Répartis en 19 centrales comptant chacune entre deux et quatre réacteurs (à l’exception de Brennilis, qui n’en compte qu’un aujourd’hui arrêté, et de Gravelines qui en compte six), les 56 réacteurs français maillent l’intégralité du territoire hexagonal.
Lors du déploiement du programme nucléaire français entamé au mitan des années 1970 et monté en puissance entre 1980 et 1990, les sites d’implantation des centrales ont notamment été choisis en tenant compte de considérations techniques : un accès sécurisé à une source d’eau au débit suffisant et constant (bords de fleuves et de mer) pour le refroidissement des réacteurs, et des terrains de taille suffisante (150 à 200 hectares pour quatre réacteurs) et suffisamment stables pour résister au poids des installations. Ajoutés à celui du prix du foncier, ces critères ont abouti à l’implantation de nombreuses centrales dans des zones rurales et peu peuplées, plutôt qu’à proximité de zones de consommation comme dans d’autres pays. Un choix qui répondait aussi à des impératifs politiques. Dans un rapport de 1974 qui détaille les directives pour le déploiement du parc, Michel d’Ornano, alors ministre de l’Industrie, le justifie tant pour des raisons de prévention en cas d’accident que pour l’éloigner des militants antinucléaires, perçus alors comme principalement urbains. La construction du parc nucléaire français ayant coïncidé avec la fin de l’exode rural, l’arrivée des centrales a inversé la déprise des territoires concernés. Souvent, la centrale en devenait de très loin le principal, voire le seul employeur, avec pour conséquence un inversement de la tendance démographique. Dans la quasi-totalité des cas, la croissance des communes d’implantation entre l’année de construction et d’entrée en service des centrales a été largement supérieure à celle de leur département. Par ailleurs, l’implantation d’une industrie exigeante en matière de qualification a favorisé une mobilité sociale ascendante.

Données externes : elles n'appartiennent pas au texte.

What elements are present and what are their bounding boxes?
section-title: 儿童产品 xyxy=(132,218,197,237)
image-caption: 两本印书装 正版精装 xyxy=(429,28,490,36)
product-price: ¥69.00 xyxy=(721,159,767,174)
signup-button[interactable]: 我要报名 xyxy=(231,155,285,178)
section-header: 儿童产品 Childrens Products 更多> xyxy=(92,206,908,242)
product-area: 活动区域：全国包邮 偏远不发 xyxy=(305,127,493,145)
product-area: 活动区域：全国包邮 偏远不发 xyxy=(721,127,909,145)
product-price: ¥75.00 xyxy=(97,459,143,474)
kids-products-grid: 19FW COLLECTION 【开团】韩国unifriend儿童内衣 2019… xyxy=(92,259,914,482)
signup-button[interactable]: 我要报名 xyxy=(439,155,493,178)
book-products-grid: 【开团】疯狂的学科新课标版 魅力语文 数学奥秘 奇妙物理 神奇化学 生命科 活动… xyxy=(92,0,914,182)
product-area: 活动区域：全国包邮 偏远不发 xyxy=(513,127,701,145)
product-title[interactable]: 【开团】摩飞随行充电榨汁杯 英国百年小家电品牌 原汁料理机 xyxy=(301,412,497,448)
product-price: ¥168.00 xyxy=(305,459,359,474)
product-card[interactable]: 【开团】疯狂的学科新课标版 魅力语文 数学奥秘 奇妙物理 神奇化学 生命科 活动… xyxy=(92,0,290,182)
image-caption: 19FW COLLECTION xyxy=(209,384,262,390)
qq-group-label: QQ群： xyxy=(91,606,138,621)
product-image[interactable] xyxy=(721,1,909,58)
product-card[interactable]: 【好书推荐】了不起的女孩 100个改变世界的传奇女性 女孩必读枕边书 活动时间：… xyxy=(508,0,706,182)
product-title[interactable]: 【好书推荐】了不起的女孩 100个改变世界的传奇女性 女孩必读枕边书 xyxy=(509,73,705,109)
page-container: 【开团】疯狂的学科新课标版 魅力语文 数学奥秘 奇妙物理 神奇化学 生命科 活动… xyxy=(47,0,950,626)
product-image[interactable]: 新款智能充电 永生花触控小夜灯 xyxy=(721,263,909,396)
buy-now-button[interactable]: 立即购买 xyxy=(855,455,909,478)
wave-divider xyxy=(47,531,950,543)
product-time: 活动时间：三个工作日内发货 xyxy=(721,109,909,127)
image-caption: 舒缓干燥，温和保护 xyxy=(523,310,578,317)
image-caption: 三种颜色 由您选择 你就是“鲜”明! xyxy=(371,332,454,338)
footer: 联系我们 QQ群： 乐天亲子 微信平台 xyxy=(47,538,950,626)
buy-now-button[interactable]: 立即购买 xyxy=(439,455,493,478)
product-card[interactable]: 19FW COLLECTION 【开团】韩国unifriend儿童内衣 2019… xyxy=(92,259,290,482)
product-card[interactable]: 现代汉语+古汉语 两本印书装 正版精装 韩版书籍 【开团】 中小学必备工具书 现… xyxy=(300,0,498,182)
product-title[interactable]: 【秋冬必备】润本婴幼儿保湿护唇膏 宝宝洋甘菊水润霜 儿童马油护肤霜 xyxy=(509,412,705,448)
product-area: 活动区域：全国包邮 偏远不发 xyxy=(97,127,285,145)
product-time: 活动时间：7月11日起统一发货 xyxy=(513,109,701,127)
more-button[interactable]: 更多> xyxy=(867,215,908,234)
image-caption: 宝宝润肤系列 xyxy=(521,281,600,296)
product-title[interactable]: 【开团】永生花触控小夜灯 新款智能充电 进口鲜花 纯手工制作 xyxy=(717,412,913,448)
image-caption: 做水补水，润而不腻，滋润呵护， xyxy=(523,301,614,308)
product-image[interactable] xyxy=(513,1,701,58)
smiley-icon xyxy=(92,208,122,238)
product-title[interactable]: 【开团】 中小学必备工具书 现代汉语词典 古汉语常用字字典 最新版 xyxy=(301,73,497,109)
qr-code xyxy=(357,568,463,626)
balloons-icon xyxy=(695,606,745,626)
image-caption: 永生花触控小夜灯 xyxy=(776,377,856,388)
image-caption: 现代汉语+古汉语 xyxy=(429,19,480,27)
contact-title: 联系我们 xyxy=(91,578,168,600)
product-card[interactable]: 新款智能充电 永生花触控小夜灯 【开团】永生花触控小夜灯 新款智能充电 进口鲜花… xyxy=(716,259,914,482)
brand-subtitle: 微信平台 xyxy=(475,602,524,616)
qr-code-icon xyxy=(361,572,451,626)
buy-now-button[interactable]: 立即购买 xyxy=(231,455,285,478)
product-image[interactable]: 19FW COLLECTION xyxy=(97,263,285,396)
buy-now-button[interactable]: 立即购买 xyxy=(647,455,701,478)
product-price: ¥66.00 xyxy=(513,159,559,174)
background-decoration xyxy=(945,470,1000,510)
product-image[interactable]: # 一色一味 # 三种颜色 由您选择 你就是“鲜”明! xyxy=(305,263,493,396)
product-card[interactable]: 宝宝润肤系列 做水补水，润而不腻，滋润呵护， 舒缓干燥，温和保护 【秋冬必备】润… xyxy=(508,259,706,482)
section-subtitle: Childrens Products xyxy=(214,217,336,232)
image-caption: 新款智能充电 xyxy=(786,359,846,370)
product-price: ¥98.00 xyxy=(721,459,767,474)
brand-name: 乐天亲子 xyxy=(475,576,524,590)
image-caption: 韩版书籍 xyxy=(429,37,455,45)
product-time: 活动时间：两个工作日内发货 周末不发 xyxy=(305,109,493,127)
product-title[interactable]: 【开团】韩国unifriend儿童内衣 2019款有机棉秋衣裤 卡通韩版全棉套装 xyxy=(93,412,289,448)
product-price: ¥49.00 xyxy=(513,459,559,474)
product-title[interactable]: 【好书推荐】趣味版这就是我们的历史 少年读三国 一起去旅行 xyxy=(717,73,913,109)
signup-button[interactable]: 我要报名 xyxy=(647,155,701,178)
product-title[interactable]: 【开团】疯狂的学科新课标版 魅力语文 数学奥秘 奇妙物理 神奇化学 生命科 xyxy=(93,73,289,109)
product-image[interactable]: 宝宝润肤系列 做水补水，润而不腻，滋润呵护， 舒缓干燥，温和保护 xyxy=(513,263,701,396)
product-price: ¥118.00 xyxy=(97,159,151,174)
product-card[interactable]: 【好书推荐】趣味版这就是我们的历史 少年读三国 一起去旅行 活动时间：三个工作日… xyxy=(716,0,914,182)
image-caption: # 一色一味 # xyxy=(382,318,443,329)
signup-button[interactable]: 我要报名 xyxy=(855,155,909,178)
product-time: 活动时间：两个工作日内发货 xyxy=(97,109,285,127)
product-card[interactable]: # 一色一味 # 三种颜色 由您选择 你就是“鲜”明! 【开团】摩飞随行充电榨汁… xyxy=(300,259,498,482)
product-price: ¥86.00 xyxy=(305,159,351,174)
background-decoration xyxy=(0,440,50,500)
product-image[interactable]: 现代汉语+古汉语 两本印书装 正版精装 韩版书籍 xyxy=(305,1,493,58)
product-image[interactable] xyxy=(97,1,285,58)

Piscines, médiathèques et baisse des impôts locaux
En revanche, promues auprès des élus locaux comme des leviers de ré-industrialisation plus large grâce à des tarifs de l’électricité avantageux ou à la disponibilité des rejets thermiques des réacteurs, les centrales n’ont pas toujours tenu leur promesse de drainer derrière elles d’autres activités.
A Gravelines,
la centrale a attiré l’usine
d’aluminium.
Ce fut néanmoins le cas à Gravelines, où la centrale a attiré l’usine d’aluminium (aujourd’hui opérée par Arcelor Mittal) et plus récemment un data center OVH. À Saint-Vulbas (Ain), la rente nucléaire du Bugey a permis à la municipalité de diminuer drastiquement le taux de la taxe professionnelle pour attirer des entreprises. Car l’implantation d’une centrale se traduit par le paiement d’importantes taxes, professionnelle – devenue « impositions forfaitaires sur les entreprises de réseaux » (IFER) en 2010 – et foncière, appliquées à ces infrastructures particulièrement intensives en capitaux. Ce qui constitue une manne financière d’autant plus conséquente pour les communes concernées qu’elles sont souvent faiblement peuplées. Outre la possibilité de faire bénéficier leurs habitants d’une fiscalité avantageuse, cet afflux d’argent leur a permis de réaliser des travaux d’embellissement ou de réhabilitation, de faire construire piscines, médiathèques et autres salles de spectacles, et d’offrir une haute qualité de service à leurs administrés, notamment aux personnes âgées et aux familles. Cette manne a favorisé la création de communautés de communes. Quoi que de façon plus marginale, les départements aussi ont bénéficié d’une part de ces retombées fiscales grâce aux fonds départementaux de péréquation de la taxe professionnelle.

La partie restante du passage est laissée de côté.